Vocab
- class opennmt.data.Vocab(special_tokens=None)[source]
Vocabulary class.
Example
>>> vocab = opennmt.data.Vocab.from_file("wmtende.vocab") >>> len(vocab) 32000 >>> "be" in vocab True >>> vocab.lookup("be") 377 >>> vocab.lookup(377) 'be'
Inherits from:
builtins.object
- __init__(special_tokens=None)[source]
Initializes a vocabulary.
- Parameters
special_tokens – A list of special tokens (e.g. start of sentence).
- classmethod from_file(path, file_format='default')[source]
Creates from a vocabulary file.
- Parameters
path – The path to the vocabulary file.
file_format – Define the format of the vocabulary file. Can be: default, sentencepiece. “default” is simply one token per line.
- Raises
ValueError – if
file_format
is invalid.
- property size
Returns the number of entries of the vocabulary.
- property words
Returns the list of words.
- add_from_text(filename, tokenizer=None)[source]
Fills the vocabulary from a text file.
- Parameters
filename – The file to load from.
tokenizer – A callable to tokenize a line of text.
- serialize(path)[source]
Writes the vocabulary on disk.
- Parameters
path – The path where the vocabulary will be saved.
- load(path, file_format='default')[source]
Loads a serialized vocabulary.
- Parameters
path – The path to the vocabulary to load.
file_format – Define the format of the vocabulary file. Can be: default, sentencepiece. “default” is simply one token per line.
- Raises
ValueError – if
file_format
is invalid.
- lookup(identifier, default=None)[source]
Lookups in the vocabulary.
- Parameters
identifier – A string or an index to lookup.
default – The value to return if
identifier
is not found.
- Returns
The value associated with
identifier
ordefault
.
- prune(max_size=0, min_frequency=1)[source]

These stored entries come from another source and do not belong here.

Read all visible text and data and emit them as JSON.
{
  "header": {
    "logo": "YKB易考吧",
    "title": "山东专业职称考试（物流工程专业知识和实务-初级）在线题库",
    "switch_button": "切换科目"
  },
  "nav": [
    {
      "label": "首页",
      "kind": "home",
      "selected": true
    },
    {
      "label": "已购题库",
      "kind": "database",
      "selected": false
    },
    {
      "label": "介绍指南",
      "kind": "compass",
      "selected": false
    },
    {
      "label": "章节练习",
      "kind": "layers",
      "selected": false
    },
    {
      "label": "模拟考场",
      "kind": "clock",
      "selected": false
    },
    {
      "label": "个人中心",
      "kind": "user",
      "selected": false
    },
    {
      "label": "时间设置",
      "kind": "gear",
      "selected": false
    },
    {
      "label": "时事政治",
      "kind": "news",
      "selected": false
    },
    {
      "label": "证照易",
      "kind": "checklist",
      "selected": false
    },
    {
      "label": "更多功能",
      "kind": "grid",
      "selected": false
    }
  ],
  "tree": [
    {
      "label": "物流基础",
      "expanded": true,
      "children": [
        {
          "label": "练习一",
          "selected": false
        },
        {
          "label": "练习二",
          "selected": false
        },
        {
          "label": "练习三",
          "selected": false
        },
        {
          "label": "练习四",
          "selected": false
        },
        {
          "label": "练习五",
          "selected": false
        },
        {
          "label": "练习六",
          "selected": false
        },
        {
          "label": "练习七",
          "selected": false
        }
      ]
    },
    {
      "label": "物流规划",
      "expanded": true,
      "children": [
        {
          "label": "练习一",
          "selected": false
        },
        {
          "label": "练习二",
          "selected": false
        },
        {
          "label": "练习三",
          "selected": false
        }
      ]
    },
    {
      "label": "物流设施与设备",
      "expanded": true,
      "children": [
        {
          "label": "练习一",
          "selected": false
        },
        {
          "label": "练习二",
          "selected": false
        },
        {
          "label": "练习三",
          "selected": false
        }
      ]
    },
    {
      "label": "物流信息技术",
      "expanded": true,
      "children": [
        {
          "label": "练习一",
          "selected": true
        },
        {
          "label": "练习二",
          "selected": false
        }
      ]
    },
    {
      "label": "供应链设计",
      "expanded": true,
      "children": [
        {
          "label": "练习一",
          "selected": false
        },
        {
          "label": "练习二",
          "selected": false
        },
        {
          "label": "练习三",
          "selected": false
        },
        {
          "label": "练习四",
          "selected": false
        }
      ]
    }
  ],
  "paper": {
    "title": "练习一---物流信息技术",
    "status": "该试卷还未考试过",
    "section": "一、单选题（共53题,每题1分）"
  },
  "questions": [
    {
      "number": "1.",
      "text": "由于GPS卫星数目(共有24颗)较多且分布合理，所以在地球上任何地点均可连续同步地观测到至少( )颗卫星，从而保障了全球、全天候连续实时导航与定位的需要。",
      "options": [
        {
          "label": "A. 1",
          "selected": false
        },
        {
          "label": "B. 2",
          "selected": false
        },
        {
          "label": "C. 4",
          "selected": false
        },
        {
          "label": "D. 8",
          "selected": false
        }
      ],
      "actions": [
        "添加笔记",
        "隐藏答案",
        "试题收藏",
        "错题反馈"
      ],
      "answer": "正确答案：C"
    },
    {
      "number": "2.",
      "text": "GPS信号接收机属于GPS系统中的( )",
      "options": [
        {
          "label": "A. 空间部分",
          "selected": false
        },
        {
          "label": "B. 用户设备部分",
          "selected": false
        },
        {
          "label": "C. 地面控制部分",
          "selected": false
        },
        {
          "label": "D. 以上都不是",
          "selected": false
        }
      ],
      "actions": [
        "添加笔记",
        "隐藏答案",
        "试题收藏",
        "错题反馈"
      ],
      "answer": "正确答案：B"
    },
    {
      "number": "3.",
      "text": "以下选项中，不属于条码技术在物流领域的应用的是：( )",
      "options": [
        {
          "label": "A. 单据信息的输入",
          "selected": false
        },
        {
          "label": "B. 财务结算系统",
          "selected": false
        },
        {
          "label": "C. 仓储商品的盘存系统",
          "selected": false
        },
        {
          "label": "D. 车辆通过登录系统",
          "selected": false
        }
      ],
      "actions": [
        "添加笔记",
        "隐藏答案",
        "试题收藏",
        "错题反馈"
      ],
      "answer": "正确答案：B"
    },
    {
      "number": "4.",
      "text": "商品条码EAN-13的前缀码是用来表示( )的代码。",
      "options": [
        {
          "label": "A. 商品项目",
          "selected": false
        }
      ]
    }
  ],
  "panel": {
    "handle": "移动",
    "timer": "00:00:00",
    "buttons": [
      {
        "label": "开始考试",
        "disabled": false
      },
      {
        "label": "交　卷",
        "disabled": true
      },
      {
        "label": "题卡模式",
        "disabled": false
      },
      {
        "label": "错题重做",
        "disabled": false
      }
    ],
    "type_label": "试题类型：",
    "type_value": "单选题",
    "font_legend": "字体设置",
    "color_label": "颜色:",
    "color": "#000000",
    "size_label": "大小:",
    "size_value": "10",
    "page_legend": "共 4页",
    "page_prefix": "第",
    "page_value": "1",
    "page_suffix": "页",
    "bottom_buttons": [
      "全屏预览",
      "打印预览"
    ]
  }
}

Creates a pruned version of the vocabulary.
- Parameters
max_size – The maximum vocabulary size.
min_frequency – The minimum frequency of each entry.
- Returns
A new vocabulary.
- pad_to_multiple(multiple, num_oov_buckets=1)[source]
Pads the vocabulary size to a multiple value.
More specically, this method ensures that:
(vocab_size + num_oov_buckets) % multiple == 0
- Parameters
multiple – The multiple value.
num_oov_buckets – The number of OOV buckets added during the training. Usually just 1 for the <unk> token.